My wife is waiting on me, ready to head out the door. “I’m just about done, Baby” I tell her as I finish lacing up the steel toed Docs, and securing the ankle rig with tools in it. Stand up, arrange the clothes to eliminate any tells, check the tools one more time, and throw on the jacket. There, ready to go.
Every once in a while, she’ll ask why I always gear up before we leave, even just to the corner store, but after 20 years, she knows. I don’t get to choose when bad shit will happen, and I made a dedication to this lifestyle and my Family long ago, to be ready when it does happen. Because it will.
You don’t get to choose, the day chooses you. Think about it logically and it makes sense, but let’s spell it out. Do you think the people attending the Boston Marathon knew shit was going to happen, and ignored it. How about New York, Vegas, the church in Texas. Nope, they didn’t know, the day chose them.
Personal Protection is many things, but at its core, too me, it is a way of life, something that needs conscious consideration, everyday. So, everytime I leave the house, I go through the checklist…
Med kit, tourniquet, tools, weapons, comfort items. Just like making sure I wash my face. I’d say brushing my hair, but ya’ll who have seen me would laugh.
And this is what I teach my students, it is not a fad, or a pick and choose. It is something to take seriously. Don’t buy gear just because someone says you should. In order to support the mission of personal protection, you need to be picky, analyze your life, circumstances, and level of training, and pick your gear from there.
Why would you carry lock picks if you can’t pick a lock? Carrying and trying to apply a tourniquet on someone when you aren’t trained in it doesn’t make sense, and is potentially dangerous.

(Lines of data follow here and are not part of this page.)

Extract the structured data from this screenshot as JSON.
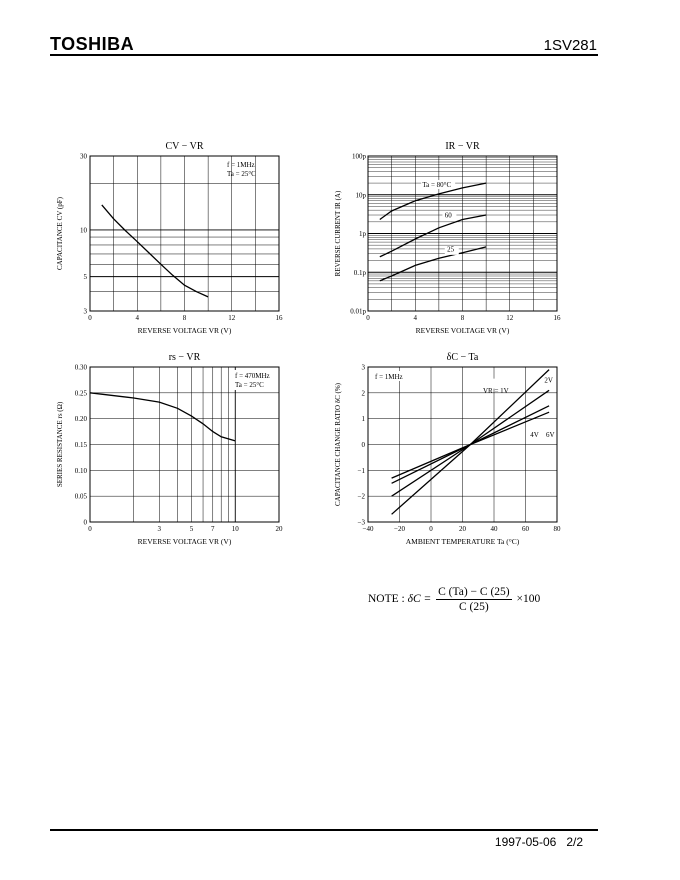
{
  "header": {
    "brand": "TOSHIBA",
    "part_number": "1SV281"
  },
  "footer": {
    "date": "1997-05-06",
    "page": "2/2"
  },
  "note": {
    "label": "NOTE :",
    "symbol": "δC =",
    "numerator": "C (Ta) − C (25)",
    "denominator": "C (25)",
    "factor": "×100"
  },
  "chart_data": [
    {
      "id": "cv-vr",
      "type": "line",
      "title": "CV − VR",
      "xlabel": "REVERSE VOLTAGE VR (V)",
      "ylabel": "CAPACITANCE CV (pF)",
      "xscale": "linear",
      "yscale": "log",
      "xlim": [
        0,
        16
      ],
      "ylim": [
        3,
        30
      ],
      "xticks": [
        0,
        4,
        8,
        12,
        16
      ],
      "yticks": [
        3,
        5,
        10,
        30
      ],
      "annotations": [
        "f = 1MHz",
        "Ta = 25°C"
      ],
      "series": [
        {
          "x": [
            1,
            2,
            3,
            4,
            5,
            6,
            7,
            8,
            9,
            10
          ],
          "y": [
            14.5,
            11.8,
            9.9,
            8.4,
            7.1,
            6.0,
            5.1,
            4.4,
            4.0,
            3.7
          ]
        }
      ]
    },
    {
      "id": "ir-vr",
      "type": "line",
      "title": "IR − VR",
      "xlabel": "REVERSE VOLTAGE VR (V)",
      "ylabel": "REVERSE CURRENT IR (A)",
      "xscale": "linear",
      "yscale": "log",
      "xlim": [
        0,
        16
      ],
      "ylim": [
        1e-14,
        1e-10
      ],
      "xticks": [
        0,
        4,
        8,
        12,
        16
      ],
      "yticks": [
        "0.01p",
        "0.1p",
        "1p",
        "10p",
        "100p"
      ],
      "annotations": [
        "Ta = 80°C",
        "60",
        "25"
      ],
      "series": [
        {
          "name": "Ta = 80°C",
          "x": [
            1,
            2,
            4,
            6,
            8,
            10
          ],
          "y": [
            2.3e-12,
            3.8e-12,
            7e-12,
            1.05e-11,
            1.5e-11,
            2e-11
          ]
        },
        {
          "name": "60",
          "x": [
            1,
            2,
            4,
            6,
            8,
            10
          ],
          "y": [
            2.5e-13,
            3.5e-13,
            7.2e-13,
            1.4e-12,
            2.3e-12,
            3e-12
          ]
        },
        {
          "name": "25",
          "x": [
            1,
            2,
            4,
            6,
            8,
            10
          ],
          "y": [
            6e-14,
            8e-14,
            1.5e-13,
            2.3e-13,
            3.2e-13,
            4.5e-13
          ]
        }
      ]
    },
    {
      "id": "rs-vr",
      "type": "line",
      "title": "rs − VR",
      "xlabel": "REVERSE VOLTAGE VR (V)",
      "ylabel": "SERIES RESISTANCE rs (Ω)",
      "xscale": "log",
      "yscale": "linear",
      "xlim": [
        0,
        20
      ],
      "ylim": [
        0,
        0.3
      ],
      "xticks": [
        0,
        3,
        5,
        7,
        10,
        20
      ],
      "yticks": [
        0,
        0.05,
        0.1,
        0.15,
        0.2,
        0.25,
        0.3
      ],
      "annotations": [
        "f = 470MHz",
        "Ta = 25°C"
      ],
      "series": [
        {
          "x": [
            1,
            2,
            3,
            4,
            5,
            6,
            7,
            8,
            10
          ],
          "y": [
            0.25,
            0.24,
            0.232,
            0.22,
            0.205,
            0.19,
            0.175,
            0.165,
            0.157
          ]
        }
      ]
    },
    {
      "id": "dc-ta",
      "type": "line",
      "title": "δC − Ta",
      "xlabel": "AMBIENT TEMPERATURE Ta (°C)",
      "ylabel": "CAPACITANCE CHANGE RATIO δC (%)",
      "xscale": "linear",
      "yscale": "linear",
      "xlim": [
        -40,
        80
      ],
      "ylim": [
        -3,
        3
      ],
      "xticks": [
        -40,
        -20,
        0,
        20,
        40,
        60,
        80
      ],
      "yticks": [
        -3,
        -2,
        -1,
        0,
        1,
        2,
        3
      ],
      "annotations": [
        "f = 1MHz",
        "VR = 1V",
        "2V",
        "4V",
        "6V"
      ],
      "series": [
        {
          "name": "VR = 1V",
          "x": [
            -25,
            25,
            75
          ],
          "y": [
            -2.7,
            0,
            2.9
          ]
        },
        {
          "name": "2V",
          "x": [
            -25,
            25,
            75
          ],
          "y": [
            -2.0,
            0,
            2.1
          ]
        },
        {
          "name": "4V",
          "x": [
            -25,
            25,
            75
          ],
          "y": [
            -1.5,
            0,
            1.5
          ]
        },
        {
          "name": "6V",
          "x": [
            -25,
            25,
            75
          ],
          "y": [
            -1.3,
            0,
            1.25
          ]
        }
      ]
    }
  ]
}
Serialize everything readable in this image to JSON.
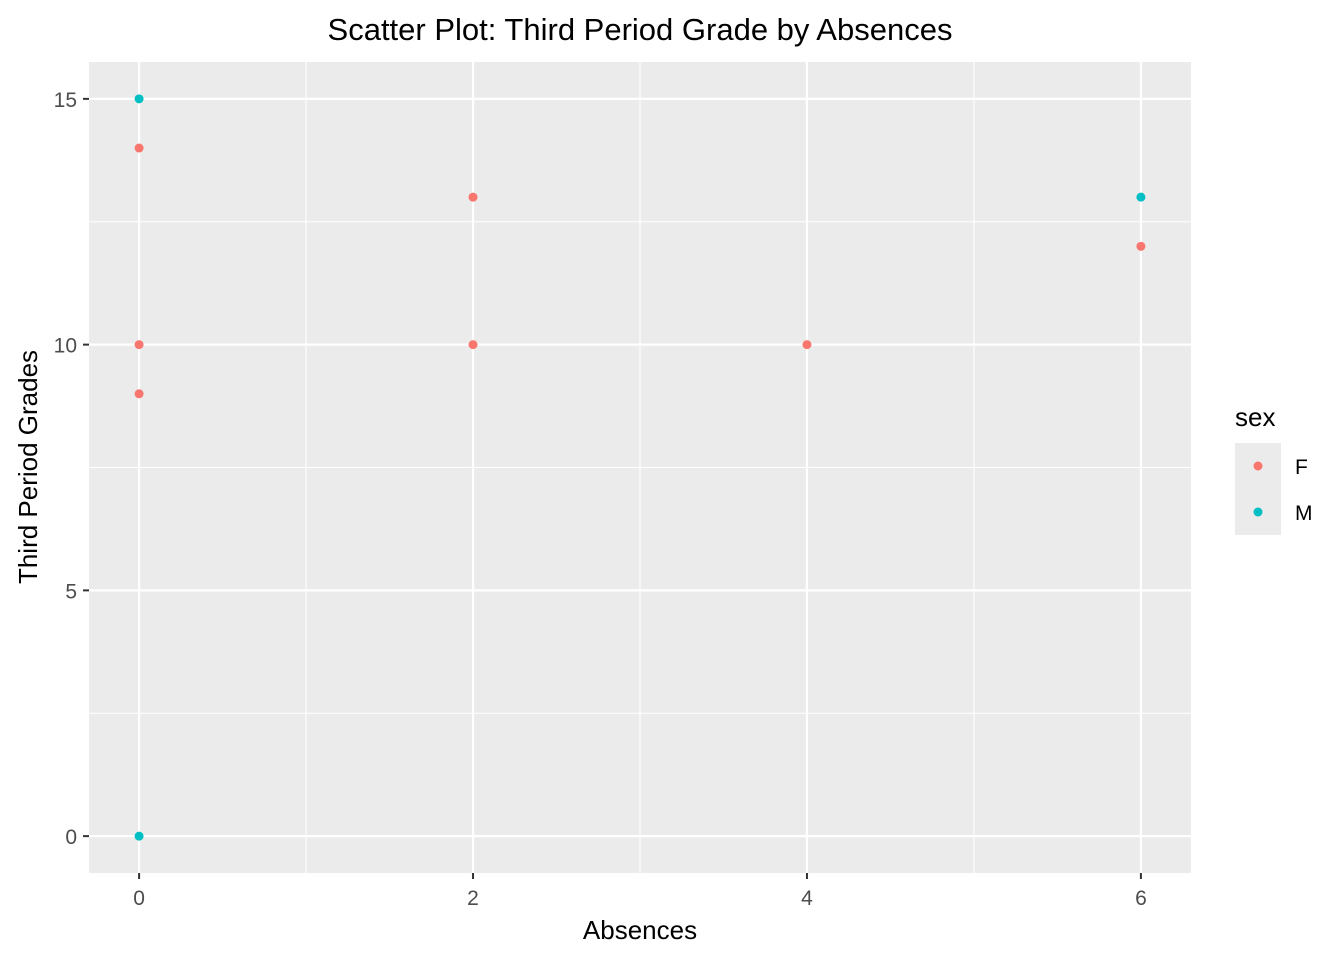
{
  "chart_data": {
    "type": "scatter",
    "title": "Scatter Plot: Third Period Grade by Absences",
    "xlabel": "Absences",
    "ylabel": "Third Period Grades",
    "xlim": [
      -0.3,
      6.3
    ],
    "ylim": [
      -0.75,
      15.75
    ],
    "x_ticks": [
      0,
      2,
      4,
      6
    ],
    "x_tick_labels": [
      "0",
      "2",
      "4",
      "6"
    ],
    "x_minor": [
      1,
      3,
      5
    ],
    "y_ticks": [
      0,
      5,
      10,
      15
    ],
    "y_tick_labels": [
      "0",
      "5",
      "10",
      "15"
    ],
    "y_minor": [
      2.5,
      7.5,
      12.5
    ],
    "grid": true,
    "panel_background": "#EBEBEB",
    "legend": {
      "title": "sex",
      "position": "right",
      "entries": [
        {
          "label": "F",
          "color": "#F8766D"
        },
        {
          "label": "M",
          "color": "#00BFC4"
        }
      ]
    },
    "series": [
      {
        "name": "F",
        "color": "#F8766D",
        "points": [
          {
            "x": 0,
            "y": 14
          },
          {
            "x": 0,
            "y": 10
          },
          {
            "x": 0,
            "y": 9
          },
          {
            "x": 2,
            "y": 13
          },
          {
            "x": 2,
            "y": 10
          },
          {
            "x": 4,
            "y": 10
          },
          {
            "x": 6,
            "y": 12
          }
        ]
      },
      {
        "name": "M",
        "color": "#00BFC4",
        "points": [
          {
            "x": 0,
            "y": 15
          },
          {
            "x": 0,
            "y": 0
          },
          {
            "x": 6,
            "y": 13
          }
        ]
      }
    ]
  }
}
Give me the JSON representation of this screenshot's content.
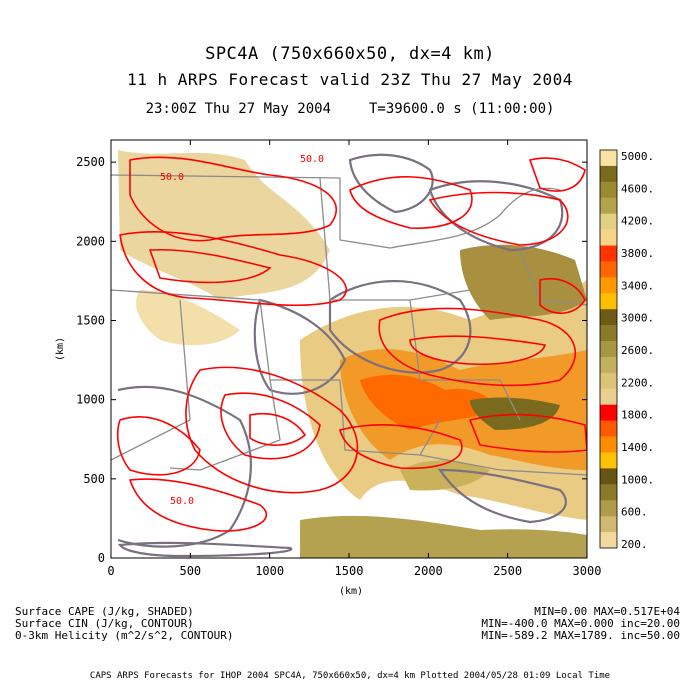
{
  "header": {
    "line1": "SPC4A (750x660x50, dx=4 km)",
    "line2": "11 h ARPS Forecast valid 23Z Thu 27 May 2004",
    "time": "23:00Z Thu 27 May 2004",
    "elapsed": "T=39600.0 s (11:00:00)"
  },
  "axes": {
    "x_label": "(km)",
    "y_label": "(km)",
    "x_range": [
      0,
      3000
    ],
    "y_range": [
      0,
      2640
    ],
    "x_ticks": [
      "0",
      "500",
      "1000",
      "1500",
      "2000",
      "2500",
      "3000"
    ],
    "y_ticks": [
      "0",
      "500",
      "1000",
      "1500",
      "2000",
      "2500"
    ]
  },
  "contour_labels": [
    "50.0",
    "50.0",
    "50.0"
  ],
  "colorbar": {
    "labels": [
      "5000.",
      "4600.",
      "4200.",
      "3800.",
      "3400.",
      "3000.",
      "2600.",
      "2200.",
      "1800.",
      "1400.",
      "1000.",
      "600.",
      "200."
    ],
    "colors_top_to_bottom": [
      "#f9e2a2",
      "#7a6a1e",
      "#9c8a30",
      "#b4a24c",
      "#e2cf86",
      "#f7d487",
      "#ff3300",
      "#ff6600",
      "#ff9900",
      "#ffbf00",
      "#6e5b18",
      "#8c7a28",
      "#a89742",
      "#c2b060",
      "#d9c47a",
      "#eacf90",
      "#ff0000",
      "#ff5a00",
      "#ff8c00",
      "#ffc000",
      "#665414",
      "#8a7a2c",
      "#b09c48",
      "#cfb870",
      "#f2d9a0"
    ]
  },
  "legend_left": [
    "Surface CAPE (J/kg, SHADED)",
    "Surface CIN (J/kg, CONTOUR)",
    "0-3km Helicity (m^2/s^2, CONTOUR)"
  ],
  "legend_right": [
    "MIN=0.00 MAX=0.517E+04",
    "MIN=-400.0 MAX=0.000 inc=20.00",
    "MIN=-589.2 MAX=1789. inc=50.00"
  ],
  "footer": "CAPS ARPS Forecasts for IHOP 2004   SPC4A, 750x660x50, dx=4 km   Plotted 2004/05/28 01:09 Local Time",
  "colors": {
    "helicity": "#ff0000",
    "cin": "#7a7080",
    "border": "#8c8c8c"
  }
}
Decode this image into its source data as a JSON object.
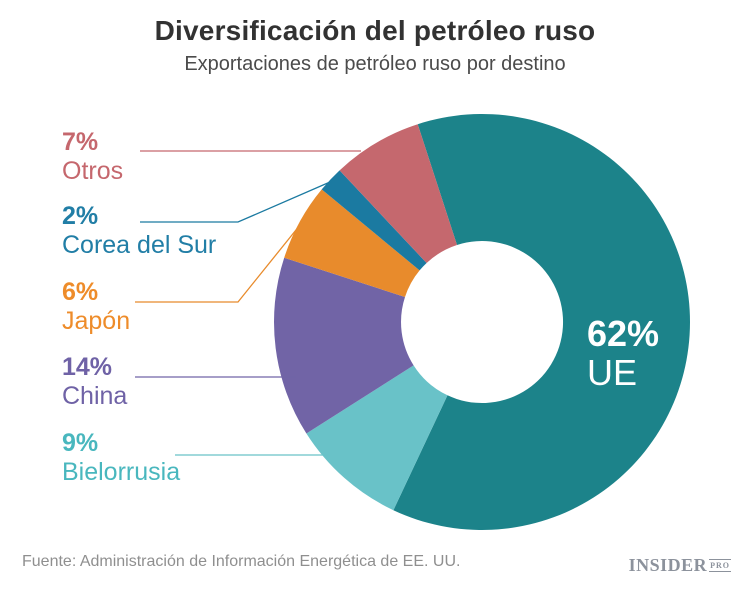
{
  "header": {
    "title": "Diversificación del petróleo ruso",
    "subtitle": "Exportaciones de petróleo ruso por destino"
  },
  "chart_data": {
    "type": "pie",
    "variant": "donut",
    "title": "Diversificación del petróleo ruso",
    "subtitle": "Exportaciones de petróleo ruso por destino",
    "unit": "%",
    "direction": "clockwise",
    "start_angle_deg": -18,
    "legend_position": "left-labels-with-leader-lines",
    "segments": [
      {
        "name": "UE",
        "value": 62,
        "pct_label": "62%",
        "color": "#1c838a",
        "label_color": "#ffffff",
        "label_placement": "inside"
      },
      {
        "name": "Bielorrusia",
        "value": 9,
        "pct_label": "9%",
        "color": "#69c2c8",
        "label_color": "#49b7be",
        "label_placement": "left"
      },
      {
        "name": "China",
        "value": 14,
        "pct_label": "14%",
        "color": "#7164a6",
        "label_color": "#6f62a6",
        "label_placement": "left"
      },
      {
        "name": "Japón",
        "value": 6,
        "pct_label": "6%",
        "color": "#e88b2c",
        "label_color": "#ee8c2a",
        "label_placement": "left"
      },
      {
        "name": "Corea del Sur",
        "value": 2,
        "pct_label": "2%",
        "color": "#1b7aa1",
        "label_color": "#217ea6",
        "label_placement": "left"
      },
      {
        "name": "Otros",
        "value": 7,
        "pct_label": "7%",
        "color": "#c5686e",
        "label_color": "#c5676d",
        "label_placement": "left"
      }
    ]
  },
  "footer": {
    "source": "Fuente: Administración de Información Energética de EE. UU.",
    "logo": {
      "name": "INSIDER",
      "suffix": "PRO"
    }
  }
}
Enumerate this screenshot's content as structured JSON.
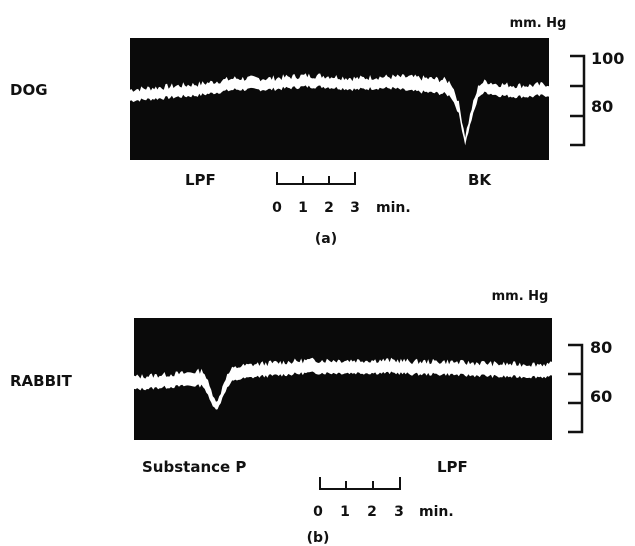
{
  "colors": {
    "trace_background": "#0a0a0a",
    "trace": "#ffffff",
    "ink": "#111111"
  },
  "chart_data": [
    {
      "type": "line",
      "panel_label": "(a)",
      "species_label": "DOG",
      "unit_label": "mm. Hg",
      "y_ticks": [
        100,
        80
      ],
      "ylim": [
        60,
        100
      ],
      "annotations": [
        {
          "text": "LPF",
          "time_min": 0.0
        },
        {
          "text": "BK",
          "time_min": 9.4
        }
      ],
      "time_scale": {
        "ticks": [
          "0",
          "1",
          "2",
          "3"
        ],
        "unit": "min."
      },
      "series": [
        {
          "time_min": [
            0,
            0.5,
            1,
            1.5,
            2,
            2.5,
            3,
            3.5,
            4,
            4.5,
            5,
            5.5,
            6,
            6.5,
            7,
            7.5,
            8,
            8.5,
            9,
            9.2,
            9.4,
            9.6,
            9.8,
            10,
            10.2,
            10.5,
            11,
            11.5,
            12
          ],
          "mean_mmHg": [
            86,
            86.5,
            87,
            87.5,
            88,
            89,
            90,
            90,
            90,
            90.5,
            91,
            91,
            90.5,
            90,
            90.5,
            90.5,
            90,
            89.5,
            89,
            88,
            82,
            70,
            80,
            88,
            89,
            88,
            87.5,
            87.5,
            88
          ],
          "pulse_mmHg": [
            4,
            4,
            4,
            4,
            4,
            4,
            4,
            4,
            4,
            4,
            4,
            4,
            4,
            4,
            4,
            4,
            5,
            5,
            5,
            5,
            4,
            3,
            4,
            4,
            4,
            4,
            4,
            4,
            4
          ]
        }
      ]
    },
    {
      "type": "line",
      "panel_label": "(b)",
      "species_label": "RABBIT",
      "unit_label": "mm. Hg",
      "y_ticks": [
        80,
        60
      ],
      "ylim": [
        50,
        80
      ],
      "annotations": [
        {
          "text": "Substance P",
          "time_min": 2.0
        },
        {
          "text": "LPF",
          "time_min": 7.8
        }
      ],
      "time_scale": {
        "ticks": [
          "0",
          "1",
          "2",
          "3"
        ],
        "unit": "min."
      },
      "series": [
        {
          "time_min": [
            0,
            0.5,
            1,
            1.5,
            2,
            2.2,
            2.4,
            2.6,
            2.8,
            3,
            3.5,
            4,
            4.5,
            5,
            5.5,
            6,
            6.5,
            7,
            7.5,
            8,
            8.5,
            9,
            9.5,
            10,
            10.5,
            11,
            11.5,
            12
          ],
          "mean_mmHg": [
            65,
            65.5,
            66,
            66.5,
            67,
            60,
            56,
            64,
            68,
            69,
            70,
            70.5,
            71,
            71.5,
            71.5,
            71.5,
            71.5,
            71.5,
            71.5,
            71,
            71,
            71,
            70.5,
            70.5,
            70,
            70,
            70,
            70
          ],
          "pulse_mmHg": [
            5,
            5,
            5,
            5,
            6,
            5,
            3,
            5,
            5,
            5,
            5,
            5,
            5,
            5,
            5,
            5,
            5,
            5,
            5,
            5,
            5,
            5,
            5,
            5,
            5,
            5,
            5,
            5
          ]
        }
      ]
    }
  ]
}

Everyone is different, our lives, our circumstances, and our talents are different also. And this should influence what choices you make. Play to your strengths, find ways to help with the weaknesses, whether that is gear or training, and then, the important part. Always realize that you are your own first responder, you are the first responder for the ones you are with also. And you never get to decide when something bad happens. You never get warning on what kind of bad stuff might occur. But being mature and thinking, you take the responsibility of being as prepared as possible, and flexible of mind enough to use your training to make up for the other circumstances the tools won’t cover.
But, in the interest of expanding your outlook on this, some of the things I carry, with the proper training, of course, are;
Medical kits: One BOK(BlowOut Kit) on my person, a fuller trauma kit in my bag
Weapons: At least one impact weapon, and a couple knives, strategically placed for access, and a few surprises
Tools: Leatherman tools, mini screwdrivers, pry bars, cutters, they come in handy
Escape tools: Maybe for another day
Flashlights: two, because light is our friend
Miscellaneous items based on comfort or need under specific circumstances
I carry these things because I have made the commitment to myself, my wife and my family to be as ready as I can to handle situations as they arise, whether a fight, a casualty incident, or a busted headlight.